И разумеется, никто не знает, кто он в самом деле. Поскольку не присматриваются. Если бы кто-то взглянул бы чуть внимательнее, то увидал бы, что старик сухопар, широкоплеч, у него ни грамма лишнего веса. Что его сутулость и стариковская, шаркающая походка — вполне умелая актерская игра. Что взгляд его серо-стальных глаз быстр и цепок, он умеет замечать мелочи, пролетающие мимо большинства… И уж понятно, никто не знает того, что и сейчас, в свои «под шестьдесят», в своей хрущевке-однушке он регулярно упражняется с гантелями, отжимается от пола, по всем правилам сосредоточенно выполняет «бой с тенью». Конечно, годы берут свое, но и сейчас он сможет отжаться сорок раз, подтянуться на турнике раз десять, пробежать километр минуты за четыре. А правым хуком или свингом, нанесенным внезапно, свалит детину весом за сто килограмм. И уж тем более никому не ведомо, что его настоящее имя Ханс Петер Ягервальд — «охотничий лес», если дословно с немецкого. Он остзейский немец, уроженец Риги, успел побывать подданным Российской империи, Латвийской республики, Третьего рейха. Был завербован абвером и залегендирован на территории СССР. Успешно выполнил ряд поручений по добыче ценной информации, заслужил доверие руководства. Ну, а последнее распоряжение получил в марте 1945 года, когда помянутый Третий рейх трещал и сыпался по всем швам. Указание самое простое: ждать дальнейших распоряжений.

И вот он ждет.

Миновало почти тридцать лет. Никто не потревожил «спящего» агента за эти годы. Честно сказать, он сам уже начал сомневаться: агент он, или давно все былое отменилось, будучи развеяно ветрами истории? И тогда судьба ему закончить земные дни в обличье неприметного советского пенсионера…

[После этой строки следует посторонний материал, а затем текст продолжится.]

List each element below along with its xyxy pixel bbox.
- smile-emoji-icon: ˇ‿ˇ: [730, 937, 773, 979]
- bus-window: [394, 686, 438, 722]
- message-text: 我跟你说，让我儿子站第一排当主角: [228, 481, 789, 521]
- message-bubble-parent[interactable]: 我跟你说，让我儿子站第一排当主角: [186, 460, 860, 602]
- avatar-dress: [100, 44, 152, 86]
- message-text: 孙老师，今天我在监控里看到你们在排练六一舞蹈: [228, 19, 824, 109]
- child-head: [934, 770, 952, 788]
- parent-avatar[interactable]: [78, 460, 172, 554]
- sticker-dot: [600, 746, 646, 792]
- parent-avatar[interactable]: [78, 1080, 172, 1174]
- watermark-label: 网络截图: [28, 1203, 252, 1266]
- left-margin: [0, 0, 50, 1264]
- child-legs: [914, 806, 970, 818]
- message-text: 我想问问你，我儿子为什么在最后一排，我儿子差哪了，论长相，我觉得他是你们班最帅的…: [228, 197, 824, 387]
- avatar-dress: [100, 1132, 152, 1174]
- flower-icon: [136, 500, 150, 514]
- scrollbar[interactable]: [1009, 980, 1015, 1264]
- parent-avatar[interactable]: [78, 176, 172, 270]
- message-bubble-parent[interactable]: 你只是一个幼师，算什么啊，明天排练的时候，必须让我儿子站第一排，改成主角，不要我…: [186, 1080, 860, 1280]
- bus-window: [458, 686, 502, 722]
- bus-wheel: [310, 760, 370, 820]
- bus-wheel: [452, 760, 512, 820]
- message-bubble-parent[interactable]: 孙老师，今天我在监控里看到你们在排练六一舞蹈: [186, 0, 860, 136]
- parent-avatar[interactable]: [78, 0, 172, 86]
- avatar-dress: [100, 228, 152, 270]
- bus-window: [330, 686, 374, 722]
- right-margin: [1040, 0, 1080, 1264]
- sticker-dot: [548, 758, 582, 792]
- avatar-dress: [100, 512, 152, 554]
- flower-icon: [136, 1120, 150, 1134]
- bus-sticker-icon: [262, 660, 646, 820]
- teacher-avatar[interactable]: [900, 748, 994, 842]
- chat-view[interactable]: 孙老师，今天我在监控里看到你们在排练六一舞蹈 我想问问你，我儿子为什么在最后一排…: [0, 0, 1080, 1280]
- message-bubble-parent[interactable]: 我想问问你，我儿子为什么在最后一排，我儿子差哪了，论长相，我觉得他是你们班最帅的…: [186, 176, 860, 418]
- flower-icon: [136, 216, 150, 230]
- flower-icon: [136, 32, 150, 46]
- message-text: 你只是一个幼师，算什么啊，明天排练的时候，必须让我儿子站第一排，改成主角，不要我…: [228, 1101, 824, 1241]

Он и к этому был готов. И не сказать, что против. Годы есть годы, и всякая романтика, и бредни в духе «Дойчланд юбер аллес» давно выветрились из души. Но это не отменяло природной немецкой самодисциплины, ежедневной работы над психологическими и физическими навыками, полученными в спецшколе абвера. Придет распоряжение, не придет… Готовым надо быть ко всему.

И вот однажды в его почтовом ящике оказывается конверт. Отправитель — незнакомое имя, другой город. Впрочем, недалеко. Предчувствие вползает в душу, забытый Ягервальдвдруг почему-то вспоминает детство, узкие булыжные улочки, ослепительные солнечные блики на волнах Рижского взморья… Дома, вскрыв конверт, он без труда читает шифр в пустяковом тексте и понимает, что тридцать лет полузабытья кончились, под старость лет к нему пришла иная жизнь, и надо делать выбор…

Бог ты мой, думал я, глядя, как за моим неясный отражением несутся темные тоннельные стены. Какое тут психологическое поле! Какие ретроспективные сцены можно развернуть! Как показать душевное состояние персонажа в картинах ночного квартала!.. Редкие огоньки окон и фонарей, звезды в разрывах темных облаков, дыхание прохладных ветров… Берусь! Непременно возьмусь, напишу такое, что планета зашатается, черт ее возьми!..

На лютом позитиве я и ворвался домой, где Настя встретила меня шикарным горячим обедом и напоминанием о завтрашнем съемочном дне.

— Завтра — это завтра, — ответствовал я, налегая на щи из кислой капусты, а сегодня есть тема…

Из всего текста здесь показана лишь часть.